Anyway, I think the only way to break out of a reliance on The Rule of Threes is to read fewer fanfics and more published novels.
no subject
Date: 2013-02-13 09:46 am (UTC)I tend to do ones and twos a lot more than threes in terms of sentences, but only because I feel those have way more impact. One gives you a statement and you can totally erase or support everything you wrote prior to that, and twos give you an opportunity to do the same but within the same paragraph. In novels ones, twos, and threes just need to be done more sparsely only because (this is my guess) you have to be able to have a very long buildup and progression over hundreds of pages and tens of thousands of words so you don't want to overuse what's universal or else the impact is lessened when you're near climax.
It doesn't sound like you have a reliance on The Rule of Threes besides if you're making a conscious effort to use it, but yeah, I think it's important to remember that fanfics are a different medium than published novels, much like poetry is different. You do different things to be effective and it depends on which medium you're writing for and what you're trying to achieve.
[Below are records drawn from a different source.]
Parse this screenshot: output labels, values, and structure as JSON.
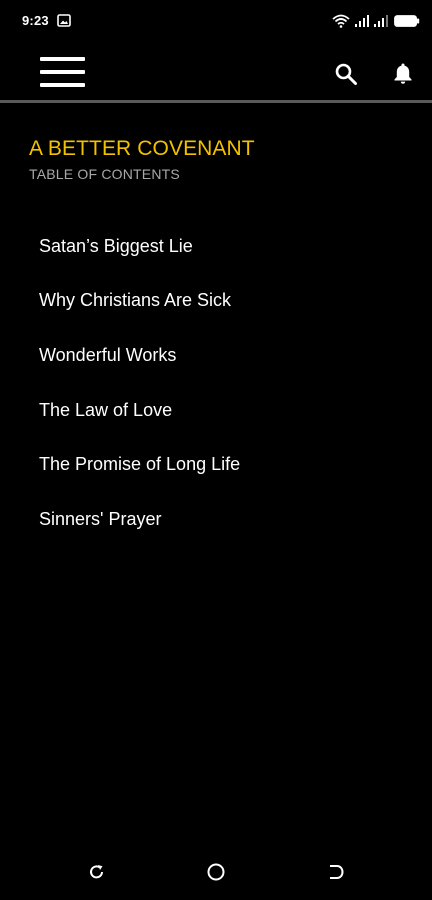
{
  "status_bar": {
    "time": "9:23",
    "icons": [
      "gallery-icon",
      "wifi-icon",
      "signal-icon",
      "signal-icon",
      "battery-icon"
    ]
  },
  "app_bar": {
    "icons": [
      "menu-icon",
      "search-icon",
      "bell-icon"
    ]
  },
  "header": {
    "title": "A BETTER COVENANT",
    "subtitle": "TABLE OF CONTENTS"
  },
  "toc": {
    "items": [
      {
        "label": "Satan’s Biggest Lie"
      },
      {
        "label": "Why Christians Are Sick"
      },
      {
        "label": "Wonderful Works"
      },
      {
        "label": "The Law of Love"
      },
      {
        "label": "The Promise of Long Life"
      },
      {
        "label": "Sinners' Prayer"
      }
    ]
  },
  "nav_bar": {
    "icons": [
      "recents-icon",
      "home-icon",
      "back-icon"
    ]
  },
  "colors": {
    "background": "#000000",
    "accent": "#f2c200",
    "subtitle": "#a8a8a8",
    "text": "#ffffff",
    "divider": "#5a5a5a"
  }
}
Novels or novellas give the freedom to incorporate a bit of everything (including creativity) and so author styles feel more varied and are easier to pick apart.
no subject
Date: 2013-02-15 08:45 pm (UTC)I think novels can handle fours and fives (and sixes, and sevens...) better than fanfics, because we're more patient reading on paper than on our glaring computer screens. If I see a loooong paragraph onscreen my eyes start to want to skip whole sentences, but on paper I don't skip all that often (unless it's the newspaper).
On a related but somewhat different note...I've read published novels by former fanfic authors that just seemed...kind of off, somehow - a bit thin on the details and too heavy on the punchy lines. (And ALL the characters were snarky.) Maybe I analyzed their writing that way because I knew they'd been fanfic authors...but the bottom line is I didn't enjoy their novels all that much, so whatever they were doing, it wasn't working. For me. They've had commercial success, though, so what do I know.
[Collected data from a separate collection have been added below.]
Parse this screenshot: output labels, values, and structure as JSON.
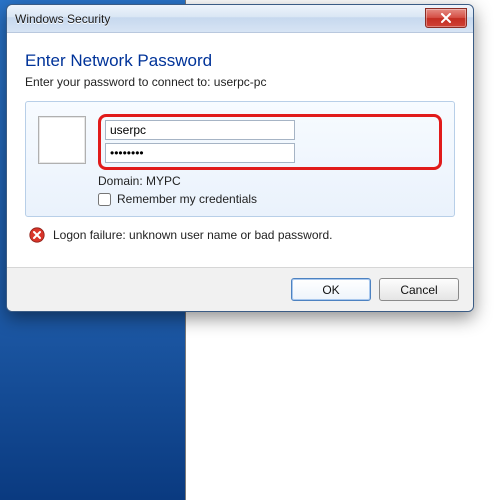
{
  "window": {
    "title": "Windows Security"
  },
  "dialog": {
    "title": "Enter Network Password",
    "subtitle": "Enter your password to connect to: userpc-pc"
  },
  "credentials": {
    "username_value": "userpc",
    "password_value": "••••••••",
    "domain_label": "Domain: MYPC",
    "remember_label": "Remember my credentials",
    "remember_checked": false
  },
  "error": {
    "message": "Logon failure: unknown user name or bad password."
  },
  "buttons": {
    "ok": "OK",
    "cancel": "Cancel"
  }
}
I've never written a long piece of fiction before - except for some episodic Lord of the Rings comedy, which doesn't really count, being episodic. So I think if I were to write a novel I'd have to radically rethink how I write. For one thing I'd have to spend a lot less time agonizing over wording (at least in the draft stages) so I could write faster. And I'd have to maybe write more description, ugh. But who knows. Orson Scott Card doesn't write much description, and that's precisely why his work is so readable. But some of his stuff, even if it makes you want to keep reading, actually sucks when you start thinking about the characters and plots, because they're so thin.
In conclusion, there are many ways to write. The end.